Native grass, forb, and shrub seed is needed to restore rangelands of the U.S. Intermountain West. Fernleaf biscuitroot [Lomatium dissectum (Nutt.) Mathias & Constance] is a desirable component of rangelands. Commercial seed production is necessary to provide the quantity and quality of seed needed for rangeland restoration and reclamation efforts. Fernleaf biscuitroot has been used for hundreds if not thousands of years in the western United States as a source of food and medicine. Knowledge about fernleaf biscuitroot is confined to ethnobotanical reports, evaluation of some of its chemical constituents, and its role in rangelands. Products derived from fernleaf biscuitroot are sourced from wild plant populations. Little is known about fernleaf biscuitroot cultivation or its seed production. Variations in spring rainfall and soil moisture result in highly unpredictable water stress at flowering, seed set, and seed development of fernleaf biscuitroot. Water stress is known to compromise seed yield and quality for other seed crops. Irrigation trials were conducted at the Oregon State University Malheur Experiment Station at Ontario, OR, a location within the natural environmental range of fernleaf biscuitroot. It was anticipated that supplemental irrigation would be required to produce a seed crop in all years. Fernleaf biscuitroot was established through mechanical planting and cultivation on 26 Oct. 2005 in a randomized complete block design with four replicates; plot size was 9.1 m × 3.04 m wide.

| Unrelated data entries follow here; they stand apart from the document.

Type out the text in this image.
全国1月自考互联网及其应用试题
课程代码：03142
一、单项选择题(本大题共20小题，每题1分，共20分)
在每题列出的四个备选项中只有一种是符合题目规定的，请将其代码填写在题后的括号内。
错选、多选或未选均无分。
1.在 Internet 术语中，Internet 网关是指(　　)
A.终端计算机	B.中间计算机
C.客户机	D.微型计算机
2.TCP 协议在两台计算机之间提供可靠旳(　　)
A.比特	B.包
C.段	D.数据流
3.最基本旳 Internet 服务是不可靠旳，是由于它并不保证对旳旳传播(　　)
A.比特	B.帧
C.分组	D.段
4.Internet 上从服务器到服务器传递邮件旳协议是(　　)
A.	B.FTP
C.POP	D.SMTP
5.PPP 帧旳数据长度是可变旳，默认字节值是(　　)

Irrigation treatments were 0 mm, 100 mm, and 200 mm/year applied in four equal treatments 2 weeks apart, timed to begin with flowering and continue through seed formation. First flowering occurred in the third year after planting. Seed production increased from the fourth through the sixth year. Optimal irrigation for seed production was calculated as 140 mm/year.